# Not much info on softshell leg warmers, what's the winter rider's opinion?



## bikewriter (Sep 2, 2002)

I'm a leg warmer kind of rider. Current pair is thin non-fleece lined Louis Garneau, paid about $25 on sale from Performance. Works pretty good down to 35F. All my hiking and skiing jackets are softshell which made me inquire about softshell leg warmers, but it seems only Pearl Izumi's $65 P.R.O. is available.

But it seems most mfg have a thermal or windblock leg warmer. Like these $15 Nashbar thermals: Nashbar Thermal Leg Warmers

Are softshell warmers new? Just not popular? Priced too high for what they offer?

Rain rides are maybe a handful a season. Wind and dry cold the majority. Should I stop being OCD in my search for softshell and go with an equal or better option at lower price? Just need more than my basic non-lined warmers for a titch more warmth and comfort without breaking the bank.


----------



## tangerineowl (Sep 1, 2012)

Don't know about 'softshell', but I used fleece-lined ones this winter for the first time and was surprised how well they work for knee warmth. Of course once they get wet (I try to avoid heavy rain) they're probably not so great.

If you're mainly riding in "wind and dry cold" I'd suggest looking at the dhb range available through Wiggle.


----------



## looigi (Nov 24, 2010)

Yeah. There are basic leg warmers which are just heavy lycra, "thermal" leg warmers that are thicker and have a fleece-like interior, and leg warmers (Gore Oxygen,etc.) that have membranes. My legs get wet from sweat with warmers or tights that have membranes, even in below freezing temps. I use the membrane type below 40F or so. Even though my legs are sweaty underneath, they're still warmer than with thermal warmers.


----------



## Srode (Aug 19, 2012)

I have the PI pro leg warmers and they work well for me down to around 40. Below that I'm wearing tights, and have some with and without a windproof front.


----------



## bikerector (Oct 31, 2012)

I need tights around 40 and below. My crotch gets too cold. I find the thermal only warmers and tights add a 10-20 degree F range compared to just bibs but anything more and I need the windproof/softshell front protection. I really like the craft storm bibtights which are basically softshell front with only thermal back so they still stretch nicely and breath acceptably. I've worn those comfortably down to about 20 degrees F.


----------



## Tjaard (Nov 9, 2014)

To the OP,
you seem to be hung up on the word softshell. This is a poorly defined fabric type, but is almost always defined as having stretch, decent breathability and some wind resistance.

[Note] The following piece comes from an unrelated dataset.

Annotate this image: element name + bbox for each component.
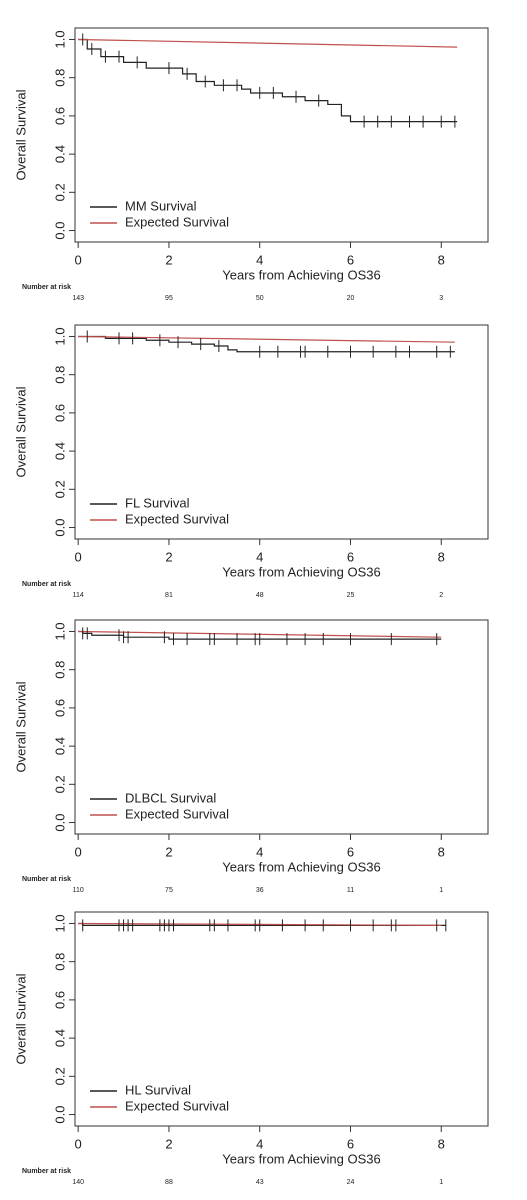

As such, all the wind-blocking knee warmers are 'soft shells' including the ones using the trademarked fabric name: 'Windstopper'

I have the Gore Windstopper ones and they are fairly thin. So, they offer excellent wind protection (due to the Windstopper membrane) but not much warmth compared to other softshell ones with a thicker, fleecier lining behind the membrane.

Hope that helps


----------



## duriel (Oct 10, 2013)

If there is wind or you are going fast, a windstop layer is a lot better than just heavier thermal.


----------